The site is open-access and free, which means there is no ticket booth, no interpretation centre, and no guided trail. What the site does have, immediately adjacent to the ruins, is Liktendārzs — the Garden of Fate — a large open-air sculpture garden and national memorial park created in the 1990s as a commemoration of Latvian national suffering under Soviet occupation. The sculptures, the memorial landscape, and the adjacent medieval ruins form an unusual composite site that mixes the 13th century and the 21st in close proximity.
The GYG day tour from Riga (t1247555) visits the Lielvārde Fort area and Koknese in a full-day programme focused on Latvian medieval legends and tales — the narrative approach gives the ruins historical context that the open-access site itself doesn't provide through on-site interpretation. [Turaida Castle](/castles/latvia/turaida-castle), [Sigulda Castle](/castles/latvia/sigulda-castle), and [Cēsis Castle](/castles/latvia/cesis-castle) represent the more complete surviving Livonian Order castle architecture in Latvia, located in the Gauja River valley to the north.
History
Pre-1209: Livian tribal stronghold on the Daugava River promontory at Koknese. 1209–1226: Bishop of Riga constructs the stone castle, one of the earliest in Latvia. 13th–14th centuries: Castle contested between the Archbishop of Riga and the Livonian Order; held alternately by both powers. 1562: Dissolution of the Livonian Order; castle comes under Polish-Lithuanian control as the Order's territories are redistributed. 17th century: Northern Wars damage the castle; it is partially destroyed and subsequently abandoned. 18th–20th centuries: Long period as a ruin; the site deteriorates but the main walls survive. 1966: Pļaviņas hydroelectric dam completed; rising Daugava water level partially submerges the southern sections of the ruin. Post-1991: Independence of Latvia; Liktendārzs memorial garden created adjacent to the ruins. Present day: Open-access ruin, free to visit year-round.
How to Visit
Getting there: Koknese is approximately 100 km southeast of Riga on the A6 highway (Riga–Daugavpils). By car: 1.5 hours from Riga. By bus: regional bus services from Riga to Koknese (approximately 2 hours). The castle ruins are a short walk from the centre of Koknese town.

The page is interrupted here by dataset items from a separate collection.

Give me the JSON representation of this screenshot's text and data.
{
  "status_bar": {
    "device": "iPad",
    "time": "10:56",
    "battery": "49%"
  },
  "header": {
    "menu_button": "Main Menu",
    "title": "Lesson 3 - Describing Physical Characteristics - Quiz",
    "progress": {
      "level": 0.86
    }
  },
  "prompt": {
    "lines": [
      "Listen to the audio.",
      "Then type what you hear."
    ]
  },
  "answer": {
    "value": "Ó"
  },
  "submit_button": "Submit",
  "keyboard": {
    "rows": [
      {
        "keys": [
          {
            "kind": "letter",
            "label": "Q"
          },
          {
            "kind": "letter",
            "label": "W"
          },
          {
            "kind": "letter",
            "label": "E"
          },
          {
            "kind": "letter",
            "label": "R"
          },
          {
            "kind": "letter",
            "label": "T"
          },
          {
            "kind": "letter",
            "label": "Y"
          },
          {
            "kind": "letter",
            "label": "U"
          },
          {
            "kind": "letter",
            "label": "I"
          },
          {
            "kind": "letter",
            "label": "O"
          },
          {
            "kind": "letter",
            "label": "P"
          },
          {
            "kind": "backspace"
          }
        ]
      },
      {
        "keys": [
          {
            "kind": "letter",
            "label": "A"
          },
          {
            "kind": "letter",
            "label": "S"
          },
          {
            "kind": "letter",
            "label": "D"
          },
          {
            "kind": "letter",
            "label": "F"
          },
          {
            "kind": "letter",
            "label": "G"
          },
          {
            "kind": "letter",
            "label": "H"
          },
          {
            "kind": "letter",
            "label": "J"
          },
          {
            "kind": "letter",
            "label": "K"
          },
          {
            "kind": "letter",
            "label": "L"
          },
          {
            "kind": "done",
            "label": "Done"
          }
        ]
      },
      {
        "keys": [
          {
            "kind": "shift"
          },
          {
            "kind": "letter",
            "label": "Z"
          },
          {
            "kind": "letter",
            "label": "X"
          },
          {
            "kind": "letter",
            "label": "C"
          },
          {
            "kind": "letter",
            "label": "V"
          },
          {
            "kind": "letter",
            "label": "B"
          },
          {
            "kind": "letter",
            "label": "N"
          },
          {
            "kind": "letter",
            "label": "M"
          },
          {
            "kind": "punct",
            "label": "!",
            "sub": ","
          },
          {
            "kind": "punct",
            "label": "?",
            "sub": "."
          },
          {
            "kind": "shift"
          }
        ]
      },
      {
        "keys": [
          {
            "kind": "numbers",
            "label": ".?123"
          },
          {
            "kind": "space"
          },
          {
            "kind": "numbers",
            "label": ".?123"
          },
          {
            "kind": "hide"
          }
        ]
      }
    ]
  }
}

Tickets: Free and open year-round — no booking required. The ruins are an open-access heritage site with no entry fee.
Combine with: [Rundale Palace](/castles/latvia/rundale-palace) (via Bauska, southwest) — the Baroque ducal palace. The GYG day tour (t1247555) combines Koknese with the Lielvārde medieval legends programme.
GYG note: The booking link below is shared with a Riga day tour (t1247555) covering the Lielvārde area and Koknese — not a standalone castle entry ticket.
Frequently Asked Questions
In 1966, the Soviet-era Pļaviņas hydroelectric dam was completed on the Daugava River downstream from Koknese. The reservoir created behind the dam raised the water level in the Koknese area, partially submerging the southern sections of the medieval castle ruin. The flooding was not planned as a heritage feature — it was an unintended consequence of Soviet infrastructure construction — but it created the distinctive submerged-ruin landscape that makes Koknese visually unique among Latvian medieval sites.